En province, je trouvais des rapports de prise, des liquidations de prises, de gros dossiers qui précisaient le
déroulement des campagnes en mer. Dans les archives parisiennes, je retrouvais la correspondance entretenue
avec le ministère de la Marine, que ce soit celle de Granville ou bien celle de Saint-Malo. C’est que j’ai
découvert les documents les plus précieux, comme des états de navires engagés dans la course, des états de
prises avec leurs gains, des explications sur des campagnes ou des circonstances particulières, les directives
ministérielles, des mémoires, des comptes-rendus d’inspections, etc…
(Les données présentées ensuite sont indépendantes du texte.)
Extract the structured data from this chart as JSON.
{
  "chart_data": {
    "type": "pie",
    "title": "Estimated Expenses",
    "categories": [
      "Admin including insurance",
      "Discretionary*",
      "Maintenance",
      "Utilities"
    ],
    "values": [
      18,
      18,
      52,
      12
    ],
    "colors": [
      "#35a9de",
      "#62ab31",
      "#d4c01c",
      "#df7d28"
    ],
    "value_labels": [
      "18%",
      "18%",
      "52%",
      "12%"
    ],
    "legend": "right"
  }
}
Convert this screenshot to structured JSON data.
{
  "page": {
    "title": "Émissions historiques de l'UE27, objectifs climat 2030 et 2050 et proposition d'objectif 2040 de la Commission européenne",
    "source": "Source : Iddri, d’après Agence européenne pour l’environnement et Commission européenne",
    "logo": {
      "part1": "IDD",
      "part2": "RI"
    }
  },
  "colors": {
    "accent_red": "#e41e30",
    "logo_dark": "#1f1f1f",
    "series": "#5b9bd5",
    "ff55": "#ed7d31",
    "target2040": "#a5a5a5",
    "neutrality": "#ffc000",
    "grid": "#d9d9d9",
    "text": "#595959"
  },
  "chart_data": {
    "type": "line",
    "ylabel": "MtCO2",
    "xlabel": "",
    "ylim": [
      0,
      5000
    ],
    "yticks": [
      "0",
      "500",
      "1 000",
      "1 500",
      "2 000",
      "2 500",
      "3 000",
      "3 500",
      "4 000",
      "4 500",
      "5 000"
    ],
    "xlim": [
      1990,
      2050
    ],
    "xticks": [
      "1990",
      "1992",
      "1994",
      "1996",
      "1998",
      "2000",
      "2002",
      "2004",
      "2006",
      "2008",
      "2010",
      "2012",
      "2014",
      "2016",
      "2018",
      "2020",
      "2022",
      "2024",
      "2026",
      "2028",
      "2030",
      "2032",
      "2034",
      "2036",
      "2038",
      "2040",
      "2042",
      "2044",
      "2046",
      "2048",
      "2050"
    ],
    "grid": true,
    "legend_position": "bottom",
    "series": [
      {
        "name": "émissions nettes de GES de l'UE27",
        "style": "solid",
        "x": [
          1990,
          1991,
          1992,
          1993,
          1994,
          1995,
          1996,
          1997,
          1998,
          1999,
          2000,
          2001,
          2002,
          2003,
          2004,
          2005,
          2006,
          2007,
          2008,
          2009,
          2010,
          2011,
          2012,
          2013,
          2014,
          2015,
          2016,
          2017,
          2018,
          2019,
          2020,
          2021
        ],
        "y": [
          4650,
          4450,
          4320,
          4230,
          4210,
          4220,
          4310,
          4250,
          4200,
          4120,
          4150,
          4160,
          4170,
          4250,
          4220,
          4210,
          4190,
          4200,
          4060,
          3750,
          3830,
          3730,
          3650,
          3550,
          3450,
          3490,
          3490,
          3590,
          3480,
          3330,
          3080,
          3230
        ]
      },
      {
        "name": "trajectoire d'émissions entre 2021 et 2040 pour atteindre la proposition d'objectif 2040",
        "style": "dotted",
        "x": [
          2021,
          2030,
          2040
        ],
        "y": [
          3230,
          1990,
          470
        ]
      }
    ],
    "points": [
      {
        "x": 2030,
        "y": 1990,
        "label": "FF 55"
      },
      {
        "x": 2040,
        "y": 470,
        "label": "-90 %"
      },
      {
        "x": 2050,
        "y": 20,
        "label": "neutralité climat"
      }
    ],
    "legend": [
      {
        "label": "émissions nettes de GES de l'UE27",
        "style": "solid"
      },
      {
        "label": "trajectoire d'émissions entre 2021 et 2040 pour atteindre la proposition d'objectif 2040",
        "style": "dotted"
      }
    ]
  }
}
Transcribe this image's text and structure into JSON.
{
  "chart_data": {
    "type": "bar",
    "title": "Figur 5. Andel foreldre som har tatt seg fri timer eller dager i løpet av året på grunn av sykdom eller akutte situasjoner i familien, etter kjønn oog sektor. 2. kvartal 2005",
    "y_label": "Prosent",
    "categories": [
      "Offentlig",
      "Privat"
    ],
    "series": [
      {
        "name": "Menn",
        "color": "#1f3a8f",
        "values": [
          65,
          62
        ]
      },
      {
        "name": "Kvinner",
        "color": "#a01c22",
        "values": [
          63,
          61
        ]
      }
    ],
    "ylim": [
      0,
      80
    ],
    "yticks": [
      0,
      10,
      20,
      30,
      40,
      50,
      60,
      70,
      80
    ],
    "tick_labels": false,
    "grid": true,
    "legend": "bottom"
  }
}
Parallèlement à toutes ces démarches, je recherchais tout ce qui avait été écrit sur les corsaires en général, des
ouvrages de vulgarisation aux thèses, non seulement pour augmenter mes connaissances personnelles sur le
sujet mais aussi pour faire le point sur ce qui avait été étudié par les historiens et surtout, ce qui n’avait pas
encore été étudié. Il ressortait clairement que les aspects juridiques et économiques avaient été généreusement
abordés, mais que l’aspect social ne l’avait encore jamais été. Cela tombait bien. Cela correspondait à ce qui
me passionnait : l’aventure dans sa dimension humaine. Le fonds de l’Inscription maritime, conservé au
Service historique de la marine de Cherbourg, contenait suffisamment d’informations pour travailler dans ce
sens. Il m’était même possible de me livrer à une prosopographie. C’est pourquoi, j’ai très vite entrepris la
création d’une importante base de données sur mon ordinateur personnel. Je savais qu’elle me servirait par la
suite.
Dès lors, la problématique de ma thèse m’apparaissait évidente à partir des questions que je me posais : Qui
étaient les corsaires granvillais ? Quels efforts le port bas-normand a-t-il autrefois consenti dans la guerre de
course ? Ces efforts furent-ils importants par rapport à d’autres ports corsaires, comme Saint-Malo ou
Dunkerque ? Quelles étaient les motivations des différents acteurs ? Quelle était la vie menée à bord par les
équipages ? Les risques encourus ? et, corollaire de ce questionnement, quel regard critique peut-on jeter sur
le destin des corsaires en général ? Ma problématique devenait donc fondamentalement sociale et culturelle.
En conséquence, je devais d’abord étudier Granville à travers sa trajectoire, ses activités, sa population et ses
infrastructures, pour resituer la cité dans son contexte historique, du XVIIe siècle jusqu’au Premier Empire.